On Capriciousness

By C.F. MONTESANO

(Editor’s Note: C.F. Montesano is vice president with a maritime trade association in Virginia. He serves as a lector at the Cathedral of St. Matthew in Washington, D.C. Last summer, he was selected by Signum University to be a presenter at its annual “Mythmoot” conference for enthusiasts of J.R.R. Tolkien.)

+ + +

The word “capricious” takes its root in ericius, the Latin word for hedgehog. The Medieval Book of Beasts tells us the main characteristic of this animal is an ability to protect itself from “stratagems in all directions” with bristling spikes, especially in instances when it has a “presentiment of anything nasty.”

A capricious man — especially the tyrant who clings to power — tends to classify other men primarily on the basis of the threat they pose to him, and acts with an unpredictable, self-reinforcing wickedness. Tiberius, under whose rule Suetonius wrote neque tormentis neque supplicio cuiusquam pepercit (anyone was susceptible to torment or death), was as capricious a man who ever lived. He was in good company with Herod Antipas, his puppet in Jerusalem, himself the inheritor of his father’s bad qualities.

Capriciousness suggests an absence of happiness. The tyrant who bristles at every perceived threat is not likely to have a favorable outlook on life. Reason becomes attenuated from virtue to the point where, as Dostoyevsky wrote, the Devil helps.

A capricious man lacks the equanimity to face life’s vicissitudes because he places an excessive value on life’s earthly aspect. His despair of existing in the future leads to an obsession with surviving in the present. And alien to him is the resignation of knowing that many things fall outside of man’s control, often expressed in the colloquialism “in the next life.”

In this sense, the capricious man is the opposite of a martyr who, inspired by a transcendent reality, is willing to bear misfortune regardless of hazard, even if it leads to death. Here the contrast between St. Charles Lwanga with Mwanga, the African king who had him killed, is particularly apt.

Devoid of virtues that Aristotle maintains are pleasing to other good men, the capricious man is usually a loner. A tyrant who spends his waking hours as judge, jury, and, often, executioner of those he fears are bent on his demise is necessarily friendless.

Or, as the grizzled old convict tells fresh fish Elvis in the film Jailhouse Rock: “I’m an animal in the jungle and I got a motto: do unto others as they would do unto you, only do it first.”

The life of Josef Stalin demonstrates why the man who lives by that creed, and the lack of charity it implies, would have no friends, or at least none that live very long.

Perhaps the most recognizable attempt by a people to protect themselves against the capriciousness of kings is the Magna Charta of 1215, which, in a larger sense, ended the Medieval ideal of a just, Christian absolute monarchy. In the centuries that followed, the governing documents that began to appear in its wake (as well as the legal precedents they birthed) sought to establish the political rights of the various estates vis-à-vis the monarch.

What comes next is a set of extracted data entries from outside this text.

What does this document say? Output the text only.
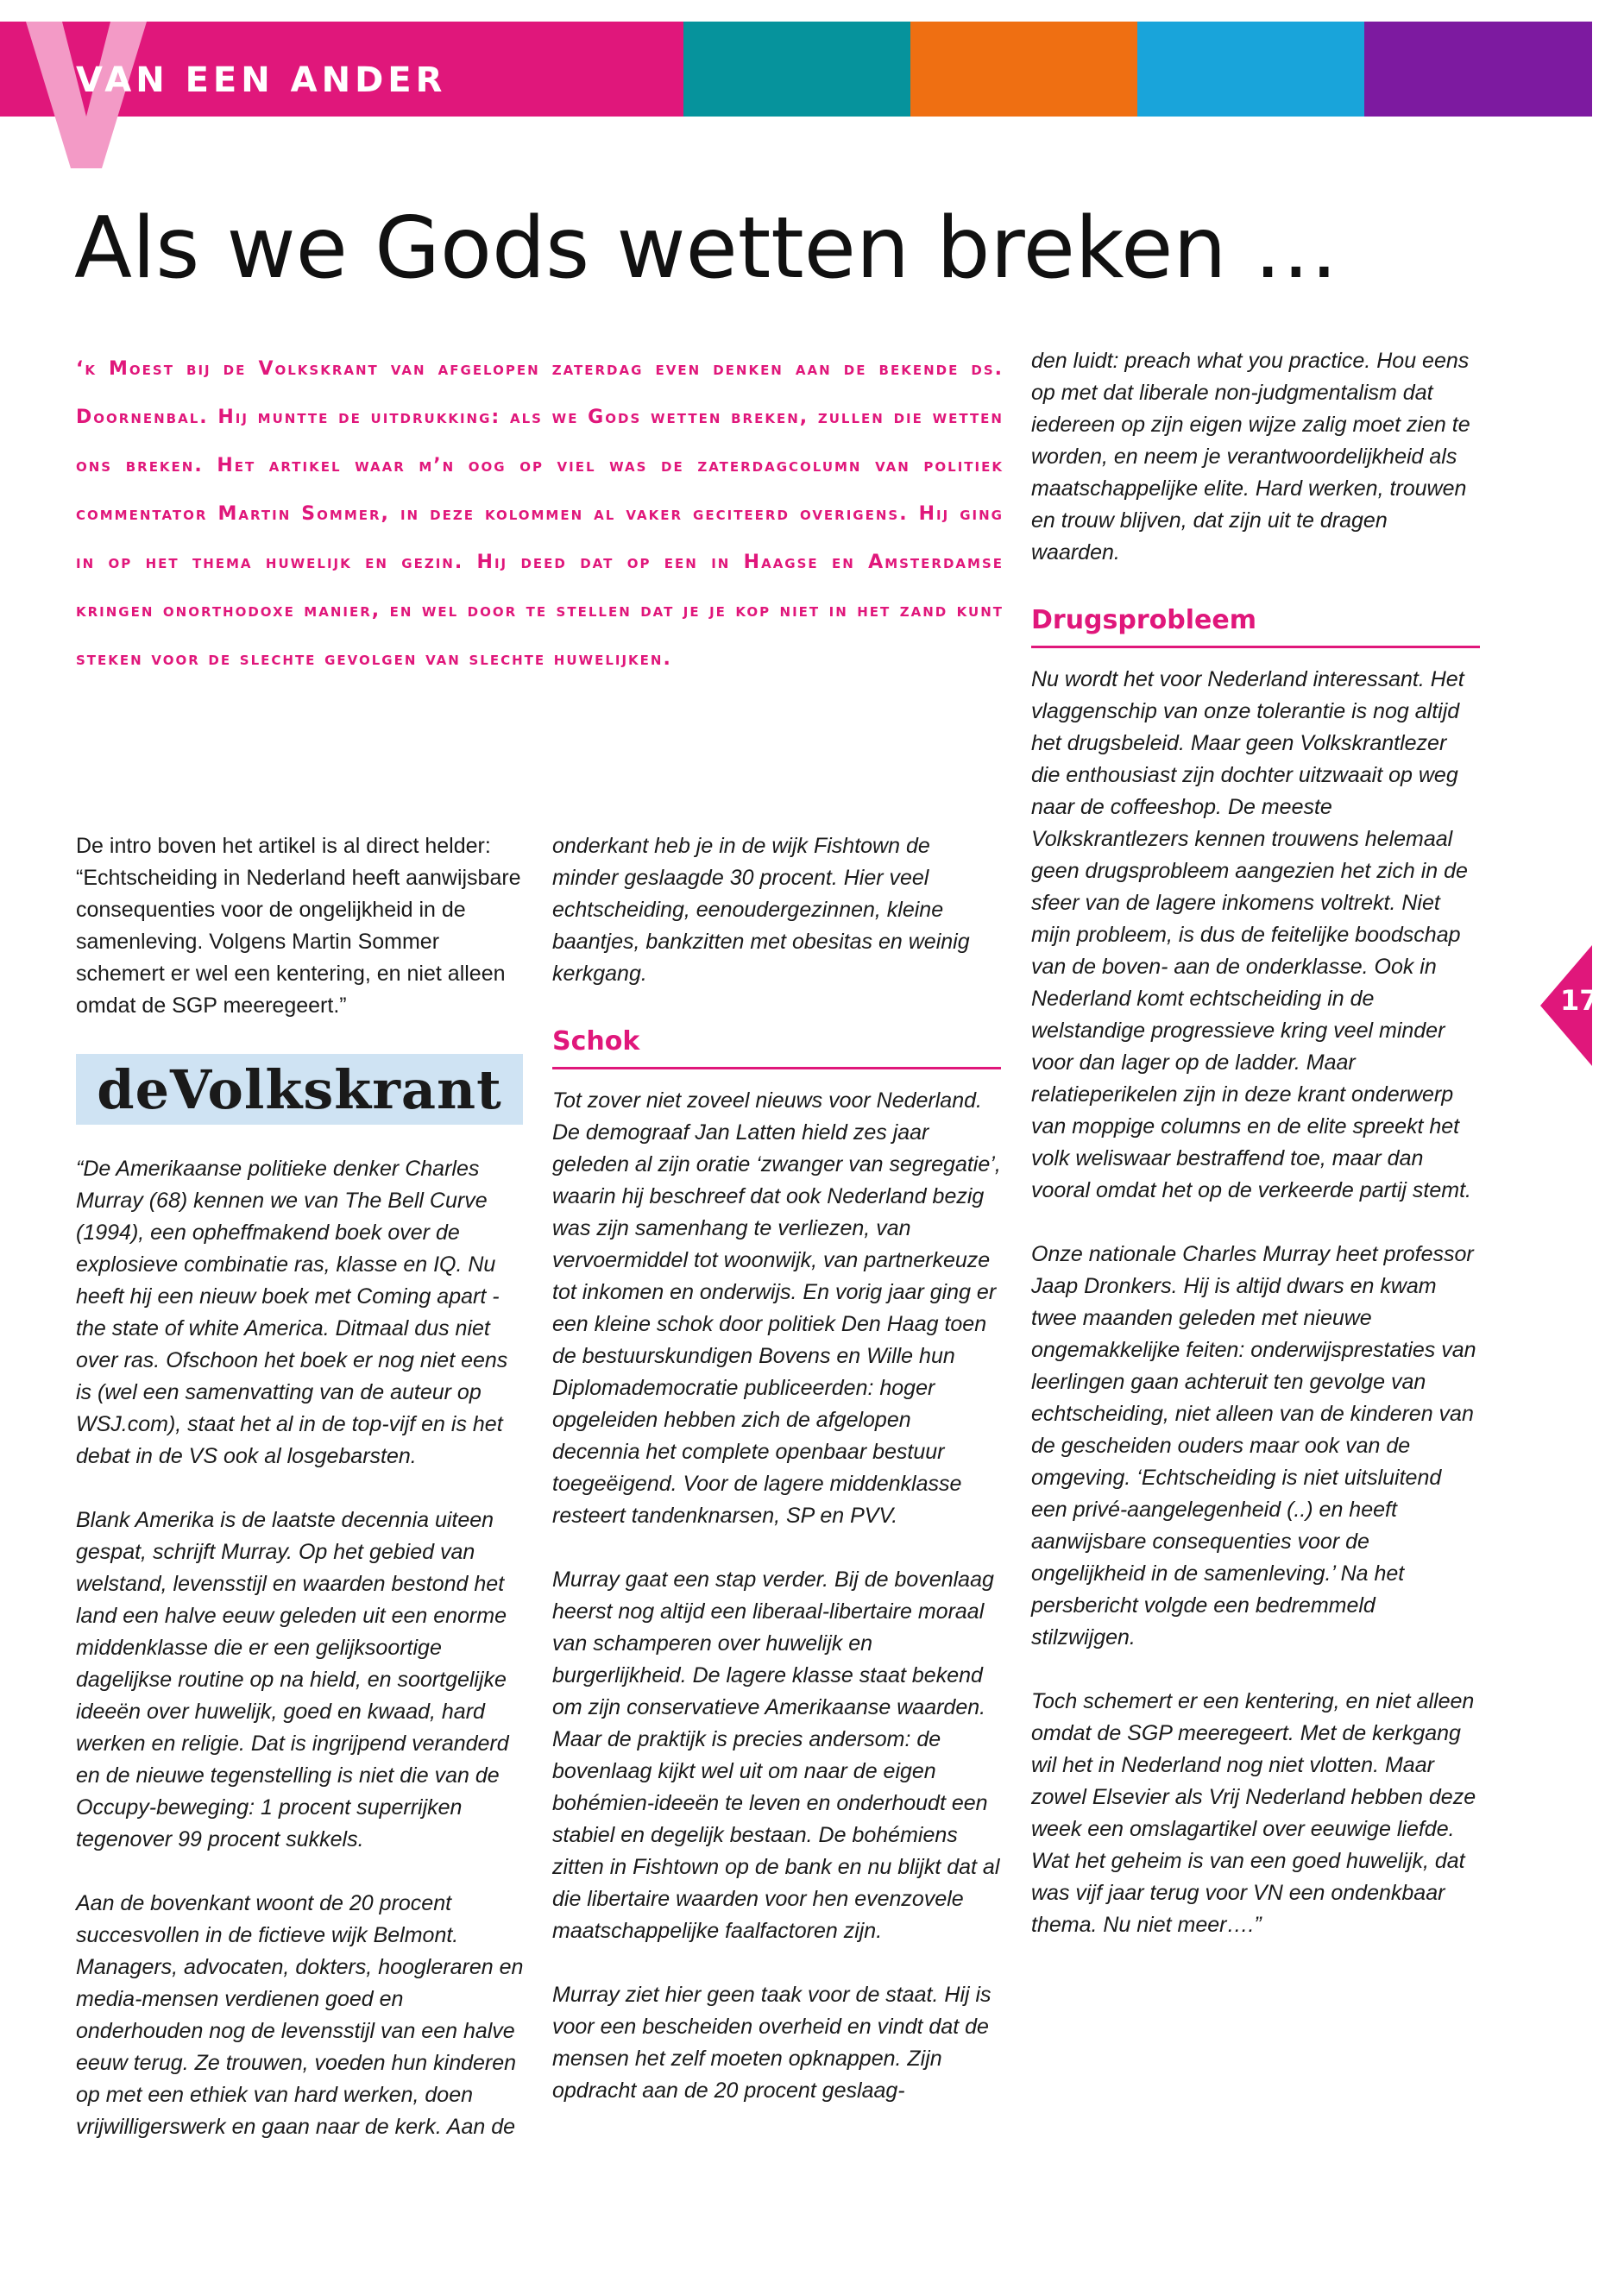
VAN EEN ANDER
Als we Gods wetten breken …

‘k Moest bij de Volkskrant van afgelopen zaterdag even denken aan de bekende ds. Doornenbal. Hij muntte de uitdrukking: als we Gods wetten breken, zullen die wetten ons breken. Het artikel waar m’n oog op viel was de zaterdagcolumn van politiek commentator Martin Sommer, in deze kolommen al vaker geciteerd overigens. Hij ging in op het thema huwelijk en gezin. Hij deed dat op een in Haagse en Amsterdamse kringen onorthodoxe manier, en wel door te stellen dat je je kop niet in het zand kunt steken voor de slechte gevolgen van slechte huwelijken.

De intro boven het artikel is al direct helder: “Echtscheiding in Nederland heeft aanwijsbare consequenties voor de ongelijkheid in de samenleving. Volgens Martin Sommer schemert er wel een kentering, en niet alleen omdat de SGP meeregeert.”

deVolkskrant

“De Amerikaanse politieke denker Charles Murray (68) kennen we van The Bell Curve (1994), een opheffmakend boek over de explosieve combinatie ras, klasse en IQ. Nu heeft hij een nieuw boek met Coming apart - the state of white America. Ditmaal dus niet over ras. Ofschoon het boek er nog niet eens is (wel een samenvatting van de auteur op WSJ.com), staat het al in de top-vijf en is het debat in de VS ook al losgebarsten.

Blank Amerika is de laatste decennia uiteen gespat, schrijft Murray. Op het gebied van welstand, levensstijl en waarden bestond het land een halve eeuw geleden uit een enorme middenklasse die er een gelijksoortige dagelijkse routine op na hield, en soortgelijke ideeën over huwelijk, goed en kwaad, hard werken en religie. Dat is ingrijpend veranderd en de nieuwe tegenstelling is niet die van de Occupy-beweging: 1 procent superrijken tegenover 99 procent sukkels.

Aan de bovenkant woont de 20 procent succesvollen in de fictieve wijk Belmont. Managers, advocaten, dokters, hoogleraren en media-mensen verdienen goed en onderhouden nog de levensstijl van een halve eeuw terug. Ze trouwen, voeden hun kinderen op met een ethiek van hard werken, doen vrijwilligerswerk en gaan naar de kerk. Aan de

onderkant heb je in de wijk Fishtown de minder geslaagde 30 procent. Hier veel echtscheiding, eenoudergezinnen, kleine baantjes, bankzitten met obesitas en weinig kerkgang.

Schok

Tot zover niet zoveel nieuws voor Nederland. De demograaf Jan Latten hield zes jaar geleden al zijn oratie ‘zwanger van segregatie’, waarin hij beschreef dat ook Nederland bezig was zijn samenhang te verliezen, van vervoermiddel tot woonwijk, van partnerkeuze tot inkomen en onderwijs. En vorig jaar ging er een kleine schok door politiek Den Haag toen de bestuurskundigen Bovens en Wille hun Diplomademocratie publiceerden: hoger opgeleiden hebben zich de afgelopen decennia het complete openbaar bestuur toegeëigend. Voor de lagere middenklasse resteert tandenknarsen, SP en PVV.

Murray gaat een stap verder. Bij de bovenlaag heerst nog altijd een liberaal-libertaire moraal van schamperen over huwelijk en burgerlijkheid. De lagere klasse staat bekend om zijn conservatieve Amerikaanse waarden. Maar de praktijk is precies andersom: de bovenlaag kijkt wel uit om naar de eigen bohémien-ideeën te leven en onderhoudt een stabiel en degelijk bestaan. De bohémiens zitten in Fishtown op de bank en nu blijkt dat al die libertaire waarden voor hen evenzovele maatschappelijke faalfactoren zijn.

Murray ziet hier geen taak voor de staat. Hij is voor een bescheiden overheid en vindt dat de mensen het zelf moeten opknappen. Zijn opdracht aan de 20 procent geslaag-

den luidt: preach what you practice. Hou eens op met dat liberale non-judgmentalism dat iedereen op zijn eigen wijze zalig moet zien te worden, en neem je verantwoordelijkheid als maatschappelijke elite. Hard werken, trouwen en trouw blijven, dat zijn uit te dragen waarden.

Drugsprobleem

Nu wordt het voor Nederland interessant. Het vlaggenschip van onze tolerantie is nog altijd het drugsbeleid. Maar geen Volkskrantlezer die enthousiast zijn dochter uitzwaait op weg naar de coffeeshop. De meeste Volkskrantlezers kennen trouwens helemaal geen drugsprobleem aangezien het zich in de sfeer van de lagere inkomens voltrekt. Niet mijn probleem, is dus de feitelijke boodschap van de boven- aan de onderklasse. Ook in Nederland komt echtscheiding in de welstandige progressieve kring veel minder voor dan lager op de ladder. Maar relatieperikelen zijn in deze krant onderwerp van moppige columns en de elite spreekt het volk weliswaar bestraffend toe, maar dan vooral omdat het op de verkeerde partij stemt.

Onze nationale Charles Murray heet professor Jaap Dronkers. Hij is altijd dwars en kwam twee maanden geleden met nieuwe ongemakkelijke feiten: onderwijsprestaties van leerlingen gaan achteruit ten gevolge van echtscheiding, niet alleen van de kinderen van de gescheiden ouders maar ook van de omgeving. ‘Echtscheiding is niet uitsluitend een privé-aangelegenheid (..) en heeft aanwijsbare consequenties voor de ongelijkheid in de samenleving.’ Na het persbericht volgde een bedremmeld stilzwijgen.

Toch schemert er een kentering, en niet alleen omdat de SGP meeregeert. Met de kerkgang wil het in Nederland nog niet vlotten. Maar zowel Elsevier als Vrij Nederland hebben deze week een omslagartikel over eeuwige liefde. Wat het geheim is van een goed huwelijk, dat was vijf jaar terug voor VN een ondenkbaar thema. Nu niet meer….”

17
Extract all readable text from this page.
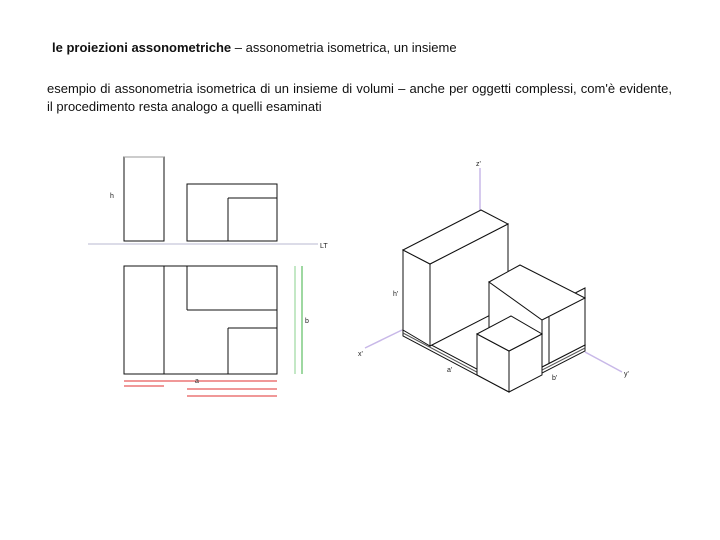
le proiezioni assonometriche – assonometria isometrica, un insieme
esempio di assonometria isometrica di un insieme di volumi – anche per oggetti complessi, com'è evidente, il procedimento resta analogo a quelli esaminati
h
LT
b
a
z'
h'
x'
a'
b'
y'
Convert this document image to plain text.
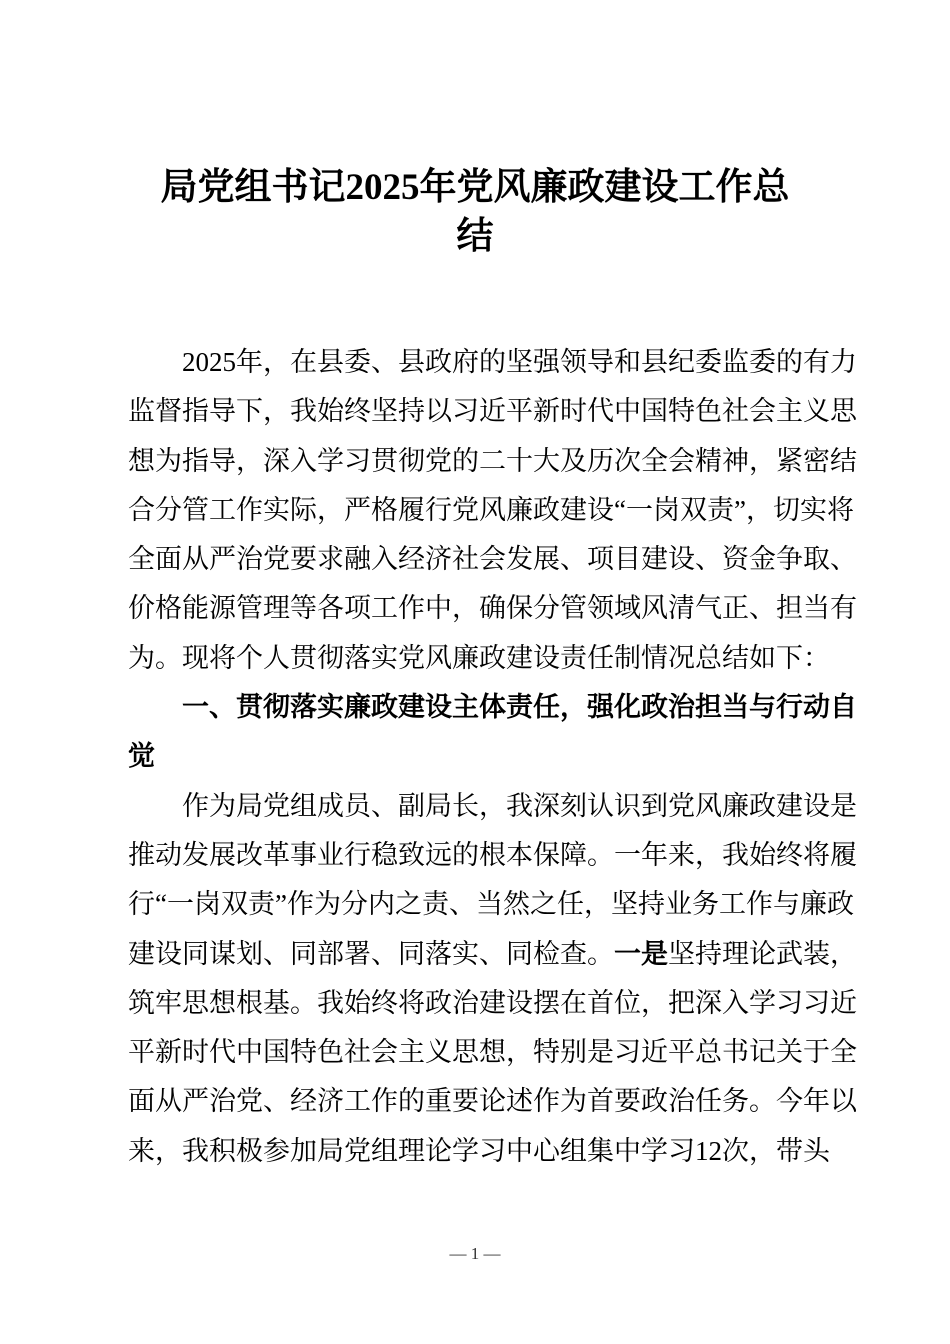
局党组书记2025年党风廉政建设工作总
结
2025年，在县委、县政府的坚强领导和县纪委监委的有力
监督指导下，我始终坚持以习近平新时代中国特色社会主义思
想为指导，深入学习贯彻党的二十大及历次全会精神，紧密结
合分管工作实际，严格履行党风廉政建设“一岗双责”，切实将
全面从严治党要求融入经济社会发展、项目建设、资金争取、
价格能源管理等各项工作中，确保分管领域风清气正、担当有
为。现将个人贯彻落实党风廉政建设责任制情况总结如下：
一、贯彻落实廉政建设主体责任，强化政治担当与行动自
觉
作为局党组成员、副局长，我深刻认识到党风廉政建设是
推动发展改革事业行稳致远的根本保障。一年来，我始终将履
行“一岗双责”作为分内之责、当然之任，坚持业务工作与廉政
建设同谋划、同部署、同落实、同检查。一是坚持理论武装，
筑牢思想根基。我始终将政治建设摆在首位，把深入学习习近
平新时代中国特色社会主义思想，特别是习近平总书记关于全
面从严治党、经济工作的重要论述作为首要政治任务。今年以
来，我积极参加局党组理论学习中心组集中学习12次，带头
— 1 —
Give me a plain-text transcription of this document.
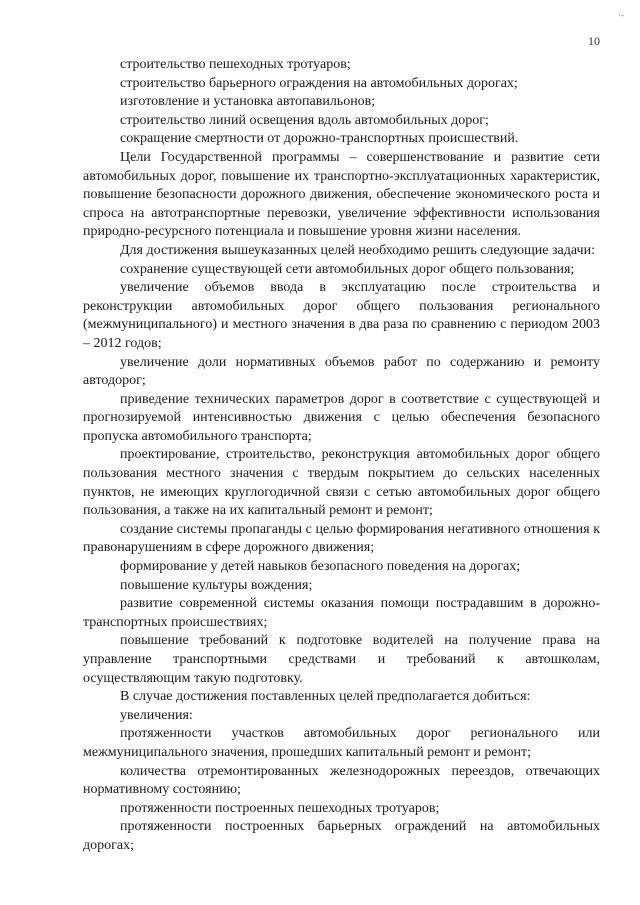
·-
10

строительство пешеходных тротуаров;

строительство барьерного ограждения на автомобильных дорогах;

изготовление и установка автопавильонов;

строительство линий освещения вдоль автомобильных дорог;

сокращение смертности от дорожно-транспортных происшествий.

Цели Государственной программы – совершенствование и развитие сети автомобильных дорог, повышение их транспортно-эксплуатационных характеристик, повышение безопасности дорожного движения, обеспечение экономического роста и спроса на автотранспортные перевозки, увеличение эффективности использования природно-ресурсного потенциала и повышение уровня жизни населения.

Для достижения вышеуказанных целей необходимо решить следующие задачи:

сохранение существующей сети автомобильных дорог общего пользования;

увеличение объемов ввода в эксплуатацию после строительства и реконструкции автомобильных дорог общего пользования регионального (межмуниципального) и местного значения в два раза по сравнению с периодом 2003 – 2012 годов;

увеличение доли нормативных объемов работ по содержанию и ремонту автодорог;

приведение технических параметров дорог в соответствие с существующей и прогнозируемой интенсивностью движения с целью обеспечения безопасного пропуска автомобильного транспорта;

проектирование, строительство, реконструкция автомобильных дорог общего пользования местного значения с твердым покрытием до сельских населенных пунктов, не имеющих круглогодичной связи с сетью автомобильных дорог общего пользования, а также на их капитальный ремонт и ремонт;

создание системы пропаганды с целью формирования негативного отношения к правонарушениям в сфере дорожного движения;

формирование у детей навыков безопасного поведения на дорогах;

повышение культуры вождения;

развитие современной системы оказания помощи пострадавшим в дорожно-транспортных происшествиях;

повышение требований к подготовке водителей на получение права на управление транспортными средствами и требований к автошколам, осуществляющим такую подготовку.

В случае достижения поставленных целей предполагается добиться:

увеличения:

протяженности участков автомобильных дорог регионального или межмуниципального значения, прошедших капитальный ремонт и ремонт;

количества отремонтированных железнодорожных переездов, отвечающих нормативному состоянию;

протяженности построенных пешеходных тротуаров;

протяженности построенных барьерных ограждений на автомобильных дорогах;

The Code of Canon Law is the primary governing instrument of the Catholic Church, though the Roman Pontiff remained the sole legislative, executive, and judicial authority. Unlike their secular counterparts, the canons are taken directly from the New Testament teachings of Christ and define the obligations and limits of the Pope, bishops, priests, and the laity.

The U.S. Constitution traces its lineage back to the Magna Charta and is designed in largely the same spirit, though from a more egalitarian premise. It insulates Americans from capriciousness of governmental bodies by prohibiting the legislative branch from enacting bills of attainder, i.e., punitive measures directed against a single person. In addition, the judiciary is empowered to nullify a statute, or a regulation issued by the executive branch, if it finds either were issued in an arbitrary and capricious manner.

Despite governing documents, institutions, and checks and balances, capriciousness always remains a threat to an established order, be it ecclesial or political, because (as Augustine warned) officials will permit themselves to allow truth to become equal to their changeable minds.

Lincoln went to considerable lengths to demonstrate how a flippant remark made by Stephen Douglas about slavery in the territories would eventually lead to its nationalization.

More recently, we have seen calls to change the Constitution — or ignore it — in the name of “rights” for this or that group, something the Supreme Court did in spectacular fashion with its Obergefell decision.

And while canon law may not have prevented a Pontiff like Leo X from selling indulgences to finance his artistic whims, it at least acted as a firewall to prevent graft and extravagance from devolving into a capriciousness that would have been poisonous to the Deposit of Faith. For that, Deo gratias.

But the challenge ahead for both Church and state, in this era of mutable truth, is whether these institutions — one sacred, the other secular — can withstand the corrosive effects of those capricious souls who undermine their foundations through a constant barrage of despairing infidelity and live-for-the-moment demagoguery. If they cannot, then the alternative, as Lincoln foresaw, may well indeed be pure, unalloyed despotism.